Wenn das Urteil einen bitteren Nachgeschmack hinterlässt
Viel beachtete Gerichtsverfahren wecken oft hohe Erwartungen auf spektakuläre Wendungen und eine lang ersehnte öffentliche Genugtuung. Doch wenn sich der Staub in den Gerichtssälen legt, wirken die finanziellen Schäden und der Reputationsverlust meist weit länger nach als der Prozess selbst. Für Persönlichkeiten des öffentlichen Lebens, die es wagen, mächtige Medienkonzerne herauszufordern, sind die Risiken enorm — und enden keineswegs mit dem letzten Richterspruch.
Die Rückkehr vor Gericht
Prinz Harry kehrte gemeinsam mit einer Reihe weiterer prominenter Persönlichkeiten vor den High Court zurück. Hintergrund war eine empfindliche Niederlage in ihrem langwierigen Rechtsstreit mit der Associated Newspapers Limited. Der Verlag, zu dem auch das bekannte Boulevardblatt Daily Mail gehört, hatte sich monatelang gegen schwerwiegende Vorwürfe der unrechtmäßigen Informationsbeschaffung verteidigt.
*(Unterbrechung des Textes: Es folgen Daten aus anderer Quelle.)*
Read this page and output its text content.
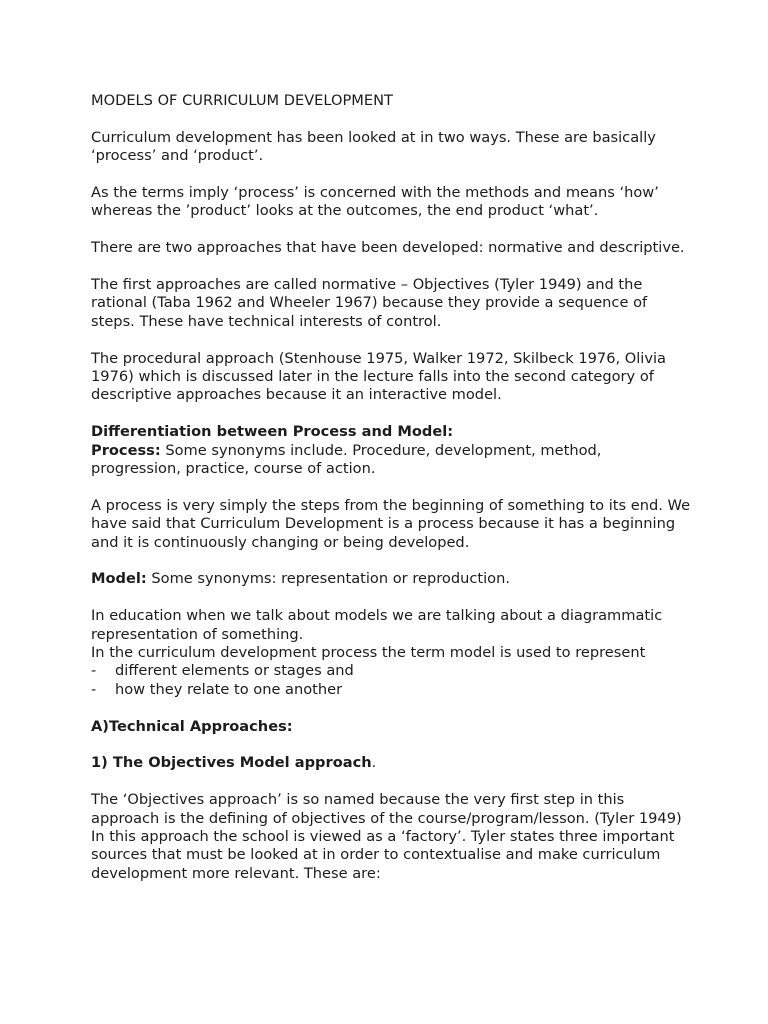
MODELS OF CURRICULUM DEVELOPMENT

Curriculum development has been looked at in two ways. These are basically ‘process’ and ‘product’.

As the terms imply ‘process’ is concerned with the methods and means ‘how’ whereas the ’product’ looks at the outcomes, the end product ‘what’.

There are two approaches that have been developed: normative and descriptive.

The first approaches are called normative – Objectives (Tyler 1949) and the rational (Taba 1962 and Wheeler 1967) because they provide a sequence of steps. These have technical interests of control.

The procedural approach (Stenhouse 1975, Walker 1972, Skilbeck 1976, Olivia 1976) which is discussed later in the lecture falls into the second category of descriptive approaches because it an interactive model.

Differentiation between Process and Model:

Process: Some synonyms include. Procedure, development, method, progression, practice, course of action.

A process is very simply the steps from the beginning of something to its end. We have said that Curriculum Development is a process because it has a beginning and it is continuously changing or being developed.

Model: Some synonyms: representation or reproduction.

In education when we talk about models we are talking about a diagrammatic representation of something.

In the curriculum development process the term model is used to represent

- different elements or stages and
- how they relate to one another

A)Technical Approaches:

1) The Objectives Model approach.

The ‘Objectives approach’ is so named because the very first step in this approach is the defining of objectives of the course/program/lesson. (Tyler 1949) In this approach the school is viewed as a ‘factory’. Tyler states three important sources that must be looked at in order to contextualise and make curriculum development more relevant. These are:
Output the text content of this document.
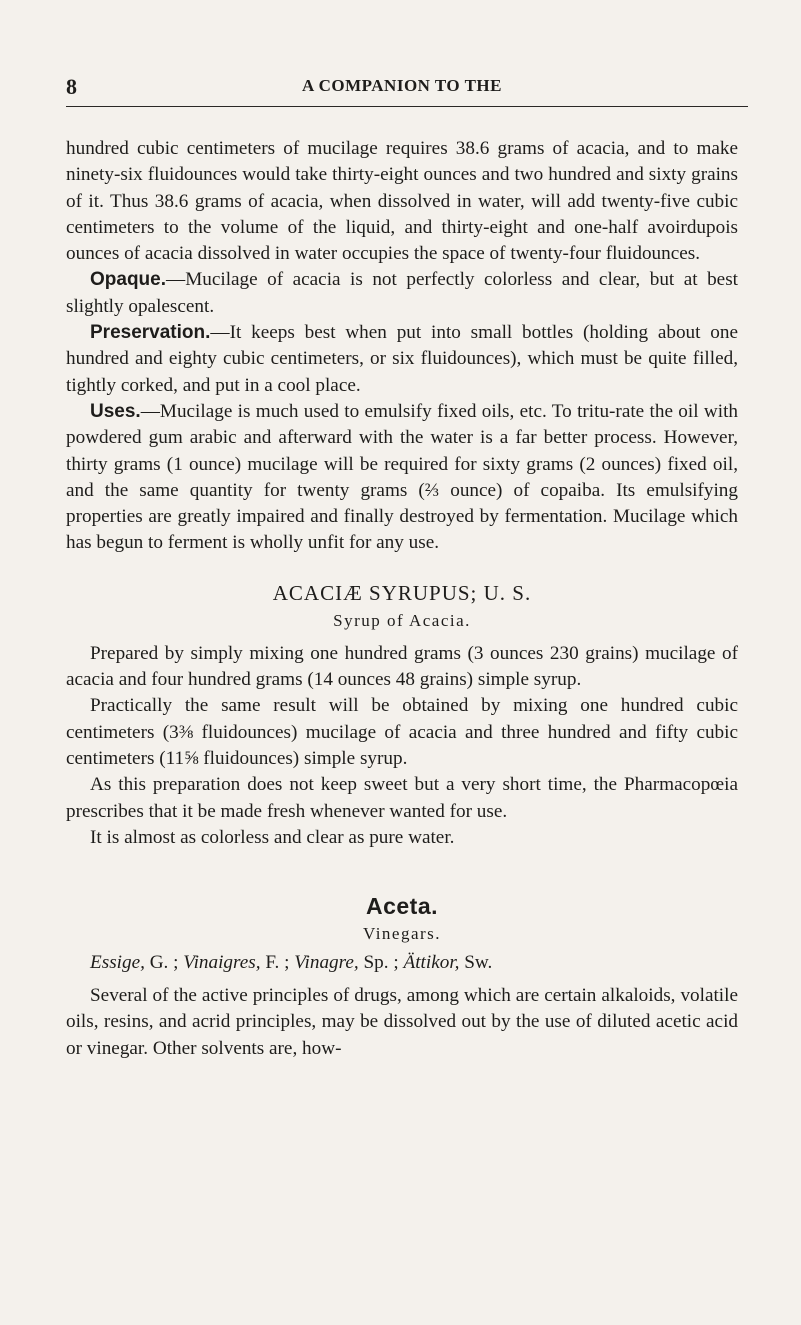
8	A COMPANION TO THE

hundred cubic centimeters of mucilage requires 38.6 grams of acacia, and to make ninety-six fluidounces would take thirty-eight ounces and two hundred and sixty grains of it. Thus 38.6 grams of acacia, when dissolved in water, will add twenty-five cubic centimeters to the volume of the liquid, and thirty-eight and one-half avoirdupois ounces of acacia dissolved in water occupies the space of twenty-four fluidounces.

Opaque.—Mucilage of acacia is not perfectly colorless and clear, but at best slightly opalescent.

Preservation.—It keeps best when put into small bottles (holding about one hundred and eighty cubic centimeters, or six fluidounces), which must be quite filled, tightly corked, and put in a cool place.

Uses.—Mucilage is much used to emulsify fixed oils, etc. To tritu-rate the oil with powdered gum arabic and afterward with the water is a far better process. However, thirty grams (1 ounce) mucilage will be required for sixty grams (2 ounces) fixed oil, and the same quantity for twenty grams (⅔ ounce) of copaiba. Its emulsifying properties are greatly impaired and finally destroyed by fermentation. Mucilage which has begun to ferment is wholly unfit for any use.

ACACIÆ SYRUPUS; U. S.
Syrup of Acacia.

Prepared by simply mixing one hundred grams (3 ounces 230 grains) mucilage of acacia and four hundred grams (14 ounces 48 grains) simple syrup.

Practically the same result will be obtained by mixing one hundred cubic centimeters (3⅜ fluidounces) mucilage of acacia and three hundred and fifty cubic centimeters (11⅝ fluidounces) simple syrup.

As this preparation does not keep sweet but a very short time, the Pharmacopœia prescribes that it be made fresh whenever wanted for use.

It is almost as colorless and clear as pure water.

Aceta.
Vinegars.

Essige, G. ; Vinaigres, F. ; Vinagre, Sp. ; Ättikor, Sw.

Several of the active principles of drugs, among which are certain alkaloids, volatile oils, resins, and acrid principles, may be dissolved out by the use of diluted acetic acid or vinegar. Other solvents are, how-
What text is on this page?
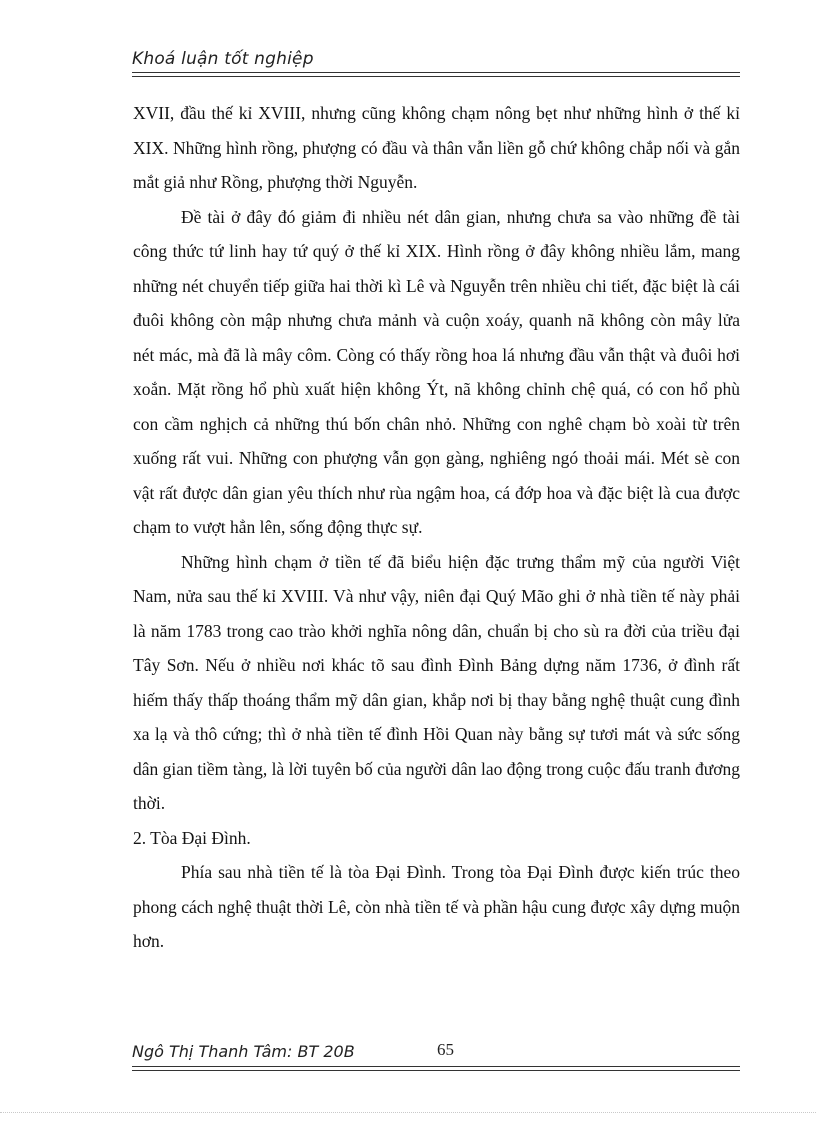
Khoá luận tốt nghiệp

XVII, đầu thế kỉ XVIII, nhưng cũng không chạm nông bẹt như những hình ở thế kỉ XIX. Những hình rồng, phượng có đầu và thân vẫn liền gỗ chứ không chắp nối và gắn mắt giả như Rồng, phượng thời Nguyễn.

Đề tài ở đây đó giảm đi nhiều nét dân gian, nhưng chưa sa vào những đề tài công thức tứ linh hay tứ quý ở thế kỉ XIX. Hình rồng ở đây không nhiều lắm, mang những nét chuyển tiếp giữa hai thời kì Lê và Nguyễn trên nhiều chi tiết, đặc biệt là cái đuôi không còn mập nhưng chưa mảnh và cuộn xoáy, quanh nã không còn mây lửa nét mác, mà đã là mây côm. Còng có thấy rồng hoa lá nhưng đầu vẫn thật và đuôi hơi xoắn. Mặt rồng hổ phù xuất hiện không Ýt, nã không chỉnh chệ quá, có con hổ phù con cầm nghịch cả những thú bốn chân nhỏ. Những con nghê chạm bò xoài từ trên xuống rất vui. Những con phượng vẫn gọn gàng, nghiêng ngó thoải mái. Mét sè con vật rất được dân gian yêu thích như rùa ngậm hoa, cá đớp hoa và đặc biệt là cua được chạm to vượt hẳn lên, sống động thực sự.

Những hình chạm ở tiền tế đã biểu hiện đặc trưng thẩm mỹ của người Việt Nam, nửa sau thế kỉ XVIII. Và như vậy, niên đại Quý Mão ghi ở nhà tiền tế này phải là năm 1783 trong cao trào khởi nghĩa nông dân, chuẩn bị cho sù ra đời của triều đại Tây Sơn. Nếu ở nhiều nơi khác tõ sau đình Đình Bảng dựng năm 1736, ở đình rất hiếm thấy thấp thoáng thẩm mỹ dân gian, khắp nơi bị thay bằng nghệ thuật cung đình xa lạ và thô cứng; thì ở nhà tiền tế đình Hồi Quan này bằng sự tươi mát và sức sống dân gian tiềm tàng, là lời tuyên bố của người dân lao động trong cuộc đấu tranh đương thời.

2. Tòa Đại Đình.

Phía sau nhà tiền tế là tòa Đại Đình. Trong tòa Đại Đình được kiến trúc theo phong cách nghệ thuật thời Lê, còn nhà tiền tế và phần hậu cung được xây dựng muộn hơn.

Ngô Thị Thanh Tâm: BT 20B	65
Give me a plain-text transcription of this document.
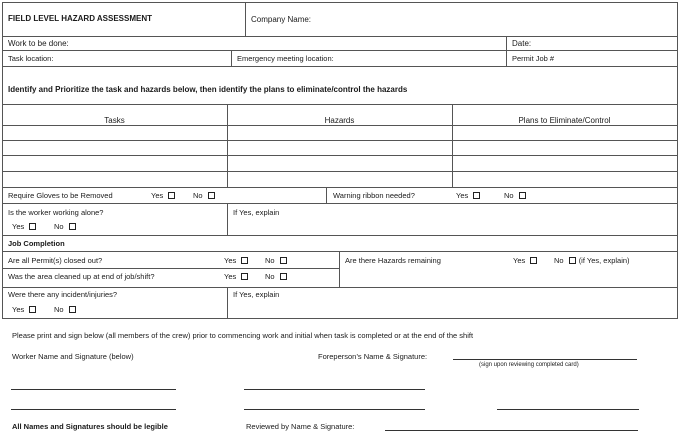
FIELD LEVEL HAZARD ASSESSMENT	Company Name:
Work to be done:	Date:
Task location:	Emergency meeting location:	Permit Job #
Identify and Prioritize the task and hazards below, then identify the plans to eliminate/control the hazards
Tasks	Hazards	Plans to Eliminate/Control
Require Gloves to be Removed	Yes	No	Warning ribbon needed?	Yes	No
Is the worker working alone?
Yes	No
If Yes, explain
Job Completion
Are all Permit(s) closed out?	Yes	No	Are there Hazards remaining	Yes	No (if Yes, explain)
Was the area cleaned up at end of job/shift?	Yes	No
Were there any incident/injuries?
Yes	No
If Yes, explain
Please print and sign below (all members of the crew) prior to commencing work and initial when task is completed or at the end of the shift
Worker Name and Signature (below)	Foreperson’s Name & Signature:
(sign upon reviewing completed card)
All Names and Signatures should be legible	Reviewed by Name & Signature:
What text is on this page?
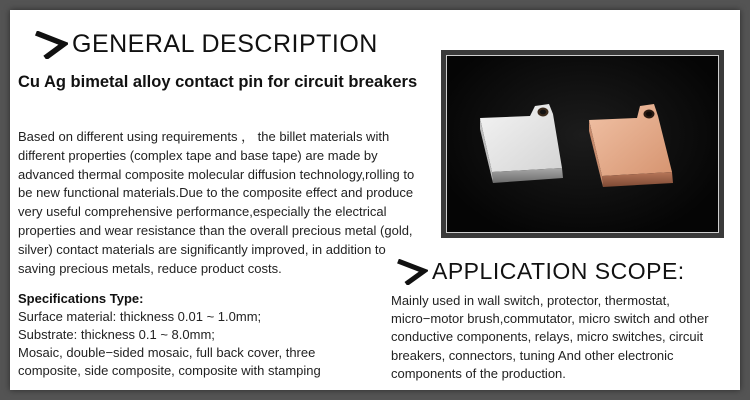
GENERAL DESCRIPTION
Cu Ag bimetal alloy contact pin for circuit breakers
Based on different using requirements ， the billet materials with different properties (complex tape and base tape) are made by advanced thermal composite molecular diffusion technology,rolling to be new functional materials.Due to the composite effect and produce very useful comprehensive performance,especially the electrical properties and wear resistance than the overall precious metal (gold, silver) contact materials are significantly improved, in addition to saving precious metals, reduce product costs.
Specifications Type:
Surface material: thickness 0.01 ~ 1.0mm;
Substrate: thickness 0.1 ~ 8.0mm;
Mosaic, double−sided mosaic, full back cover, three composite, side composite, composite with stamping
APPLICATION SCOPE:
Mainly used in wall switch, protector, thermostat, micro−motor brush,commutator, micro switch and other conductive components, relays, micro switches, circuit breakers, connectors, tuning And other electronic components of the production.
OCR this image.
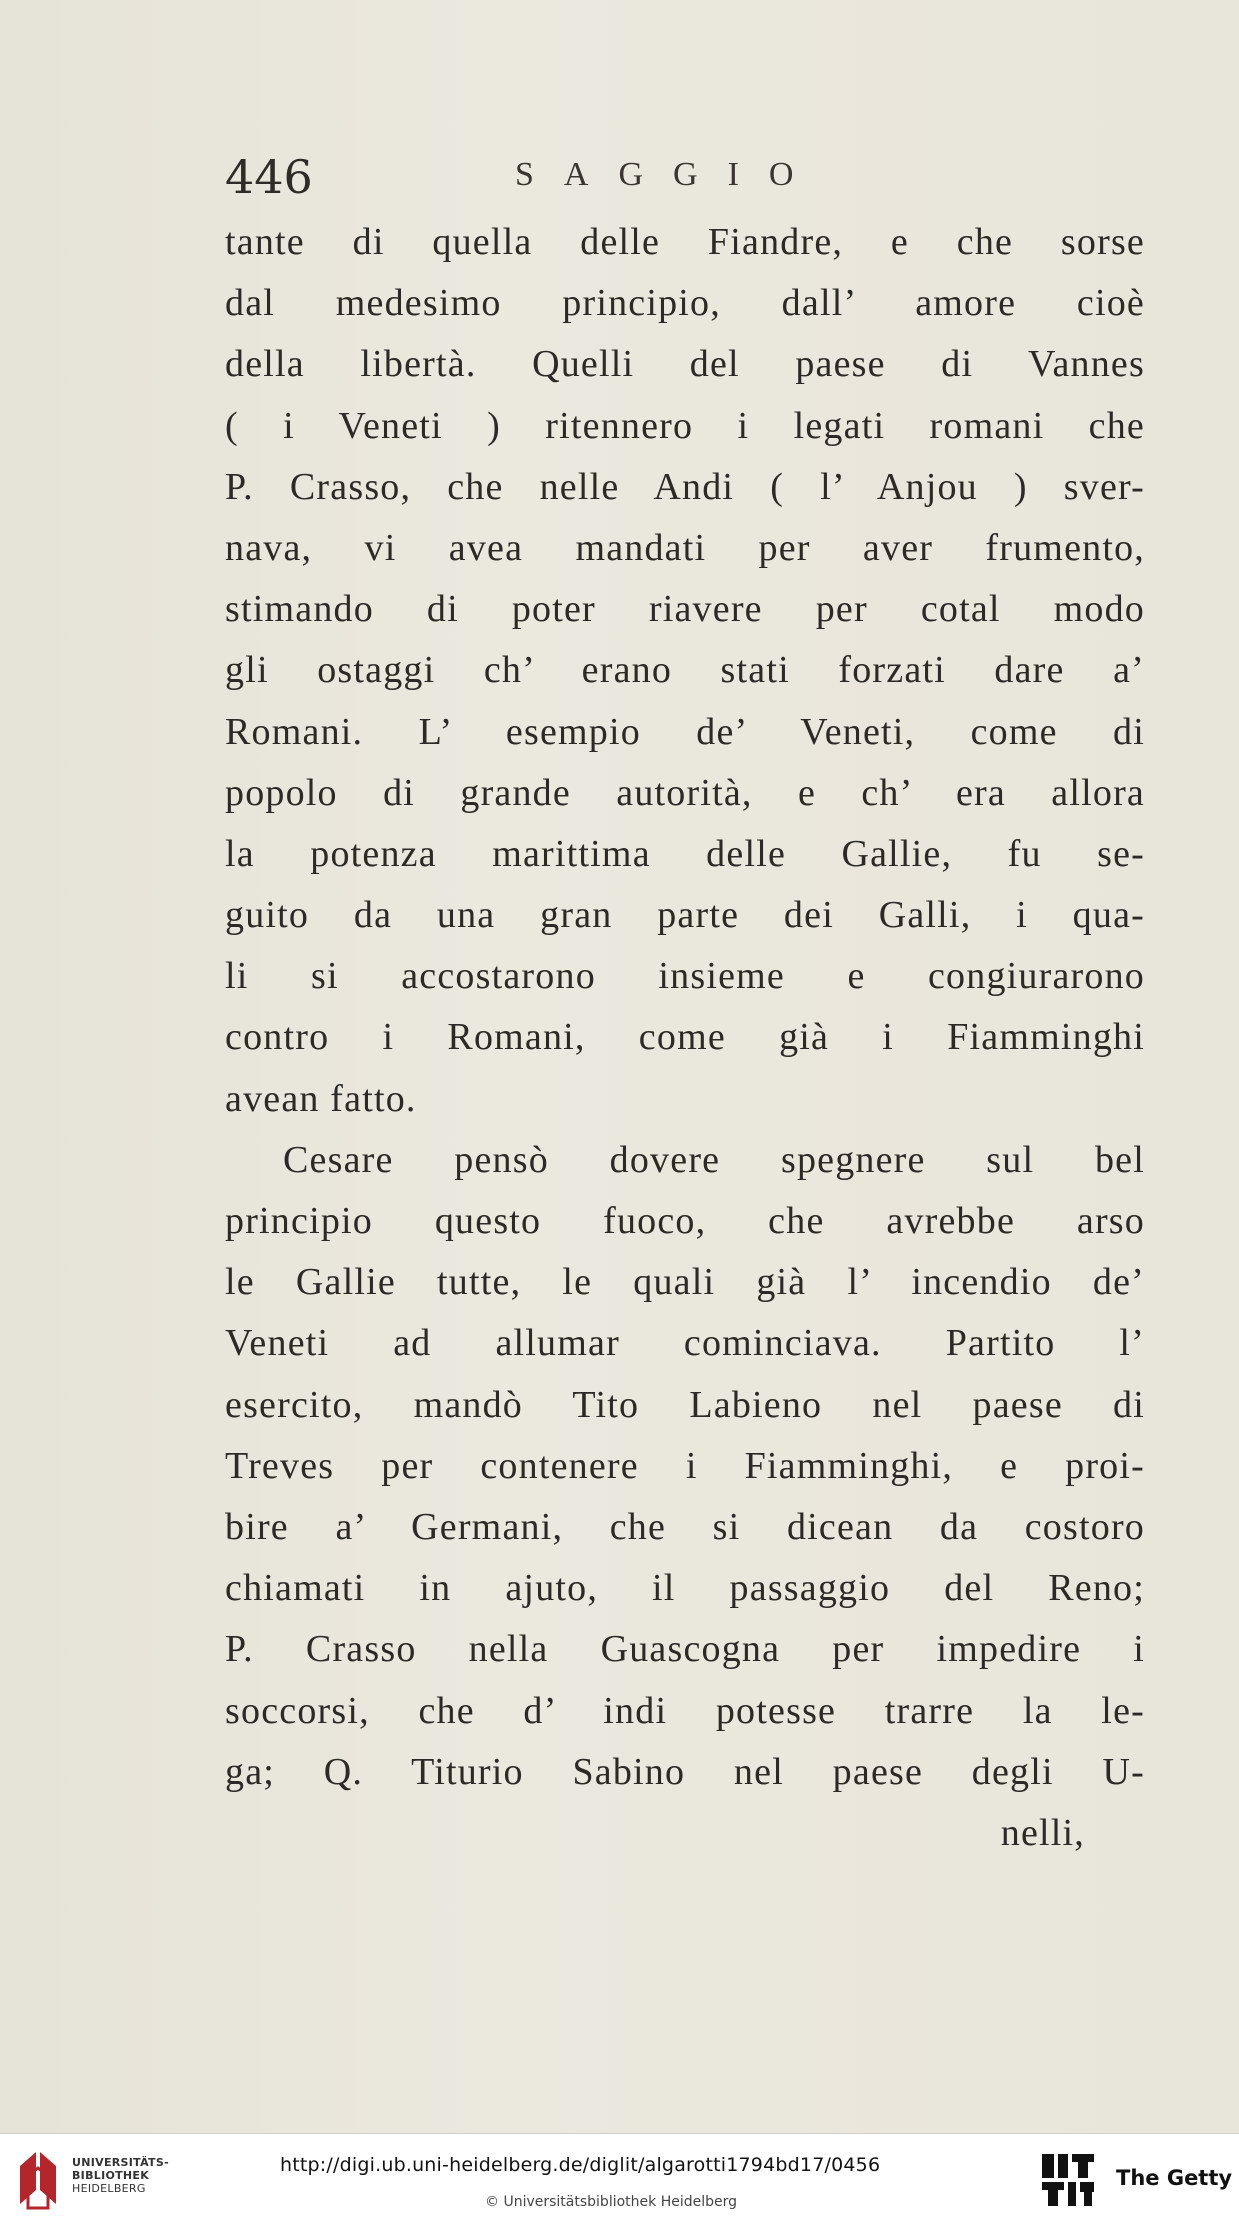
446	SAGGIO
tante di quella delle Fiandre, e che sorse
dal medesimo principio, dall’ amore cioè
della libertà. Quelli del paese di Vannes
( i Veneti ) ritennero i legati romani che
P. Crasso, che nelle Andi ( l’ Anjou ) sver-
nava, vi avea mandati per aver frumento,
stimando di poter riavere per cotal modo
gli ostaggi ch’ erano stati forzati dare a’
Romani. L’ esempio de’ Veneti, come di
popolo di grande autorità, e ch’ era allora
la potenza marittima delle Gallie, fu se-
guito da una gran parte dei Galli, i qua-
li si accostarono insieme e congiurarono
contro i Romani, come già i Fiamminghi
avean fatto.
Cesare pensò dovere spegnere sul bel
principio questo fuoco, che avrebbe arso
le Gallie tutte, le quali già l’ incendio de’
Veneti ad allumar cominciava. Partito l’
esercito, mandò Tito Labieno nel paese di
Treves per contenere i Fiamminghi, e proi-
bire a’ Germani, che si dicean da costoro
chiamati in ajuto, il passaggio del Reno;
P. Crasso nella Guascogna per impedire i
soccorsi, che d’ indi potesse trarre la le-
ga; Q. Titurio Sabino nel paese degli U-
nelli,
UNIVERSITÄTS-
BIBLIOTHEK
HEIDELBERG
http://digi.ub.uni-heidelberg.de/diglit/algarotti1794bd17/0456
© Universitätsbibliothek Heidelberg
The Getty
Der ursprüngliche Prozess endete Anfang dieses Jahres nach einem zermürbenden elfwöchigen Verfahren in London. Richter Nicklin wies sämtliche Klageansprüche am 7. Juli mit einem 436 Seiten umfassenden Urteil ab. Als wesentlichen Grund nannte er unzureichende Beweislage seitens der Kläger.
Die Anwaltsteams bereiten sich nun auf eine zweitägige Anhörung zu den unmittelbaren Folgen des Urteils vor. Im Mittelpunkt dürften dabei eine mögliche Berufung sowie die astronomisch hohen Verfahrenskosten stehen. Der Verlag selbst bezifferte seine Verteidigungskosten auf über 50 Millionen Pfund.
Die Anwälte der Kläger hatten zuvor argumentiert, dass Privatdetektive und Journalisten auf unlautere Methoden zurückgegriffen hätten, um fast hundert umstrittene Artikel zu verfassen. Zu den behaupteten Praktiken zählten das Abhören von Festnetztelefonen, der unbefugte Zugriff auf Mailboxen sowie die Erschleichung vertraulicher Daten unter falschen Vorwänden.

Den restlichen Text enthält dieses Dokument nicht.